In the evolving landscape of decentralized finance (DeFi), the intricate mechanics behind transactions have garnered attention for their potential to revolutionize traditional investment models. Recent insights from Elisabeth Phizackerley and Ilan Solot of Marex Solutions shed light on the interplay of three key protocols—Ethena, Pendle, and Aave—that together create a robust framework for generating investment yields through blockchain technology.
DeFi has seen an explosion of innovative solutions since its inception over six years ago. Ethena, Pendle, and Aave stand out for their operational synergy, allowing them to collectively manage over $4 billion in assets. Each protocol serves a unique function in this interconnected ecosystem. Ethena, akin to a money market fund, issues a synthetic dollar called USDe, backed by a mixture of stablecoins and cryptocurrencies. By employing delta-neutral strategies on futures contracts, Ethena generates approximately 9% yield for those staking USDe.
Pendle complements this by splitting the yield generated from USDe into two distinct financial instruments: Principal Tokens (PTs) and Yield Tokens (YTs). The YTs reflect the variable yield stream from the underlying asset, while the PTs represent the asset’s principal, typically sold at a discount, functioning similarly to a discounted T-bill.
Aave completes the cycle by enabling investors to borrow against their PT deposits. The predictable redemption structure of PTs makes them suitable as collateral, allowing depositors to borrow stablecoins such as USDC, which are often recycled back into Ethena to mint more USDe, thereby perpetuating the loop.

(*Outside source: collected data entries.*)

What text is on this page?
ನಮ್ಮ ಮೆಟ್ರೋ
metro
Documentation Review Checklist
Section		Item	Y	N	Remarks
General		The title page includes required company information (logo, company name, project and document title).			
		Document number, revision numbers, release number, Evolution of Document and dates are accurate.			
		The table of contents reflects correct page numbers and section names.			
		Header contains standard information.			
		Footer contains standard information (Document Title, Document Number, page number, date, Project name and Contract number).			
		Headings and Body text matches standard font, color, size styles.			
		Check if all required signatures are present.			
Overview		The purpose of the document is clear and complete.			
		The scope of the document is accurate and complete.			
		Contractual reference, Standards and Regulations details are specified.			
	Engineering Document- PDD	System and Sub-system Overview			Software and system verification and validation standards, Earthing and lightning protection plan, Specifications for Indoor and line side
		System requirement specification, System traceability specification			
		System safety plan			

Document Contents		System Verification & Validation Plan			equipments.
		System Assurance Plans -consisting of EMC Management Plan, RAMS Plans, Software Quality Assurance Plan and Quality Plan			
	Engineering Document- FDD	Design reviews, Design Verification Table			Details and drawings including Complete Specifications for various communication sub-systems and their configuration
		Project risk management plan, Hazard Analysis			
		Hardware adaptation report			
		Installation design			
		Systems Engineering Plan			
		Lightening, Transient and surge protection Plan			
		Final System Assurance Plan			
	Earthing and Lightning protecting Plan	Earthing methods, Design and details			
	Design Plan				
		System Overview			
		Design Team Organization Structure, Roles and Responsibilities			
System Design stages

This collaborative structure not only accounts for a significant proportion of Ethena’s deposits on Aave but also underpins much of Pendle’s total value locked (TVL). The protocols have created a self-sustaining yield generator that has become a cornerstone of on-chain investment strategies.
The integration of these protocols has been facilitated by their shared technological foundation; all three are Ethereum Virtual Machine (EVM)-compatible. This compatibility simplifies the interaction between protocols, which are designed to function fully on-chain without reliance on traditional banking systems. Furthermore, they operate within the same DeFi ecosystem, benefiting from overlapping user bases and liquidity pools that drive adoption.
Looking ahead, the potential for expansion of this model is promising. Hyperliquid, another emerging protocol, may soon integrate into this ecosystem. Ethena already utilizes Hyperliquid’s perpetual futures to bolster its yield strategies, and collaborations are in the works that could see Pendle and Aave deepening their interactions with Hyperliquid’s offerings. As Hyperliquid develops, it could broaden the liquidity flow beyond just the three partnering protocols, reshaping the dynamics of on-chain yield strategies.
The significance of these mechanisms becomes clearer within the context of “composability”—a fundamental principle in DeFi where different protocols seamlessly integrate, much like building blocks. This composability allows Ethena to generate yield, Pendle to package that yield, and Aave to facilitate loans against it, all within an on-chain framework. While this rapid growth presents opportunities, it also raises concerns about the potential for risks to proliferate quickly.
For those interested in deepening their understanding of these innovative investment techniques, DJ Windle’s “Ask an Expert” segment addresses queries related to these DeFi mechanisms. Key terms such as Principal Tokens, Yield Tokens, and delta-neutral strategies are defined to help demystify the complexities of the system.
As the DeFi space continues to mature, there are other developments on the horizon; with 92 cryptocurrency-related ETF applications currently awaiting approval by the U.S. Securities and Exchange Commission and Google Cloud working on a new Layer-1 blockchain for financial institutions, the future of integrated digital finance looks promising. Additionally, the vision of a unified “SuperApp Exchange” proposed by SEC Chair Paul Atkins aims to create a singular platform for trading a diverse range of tokenized assets, further highlighting the transformative potential of these innovations in the financial sector.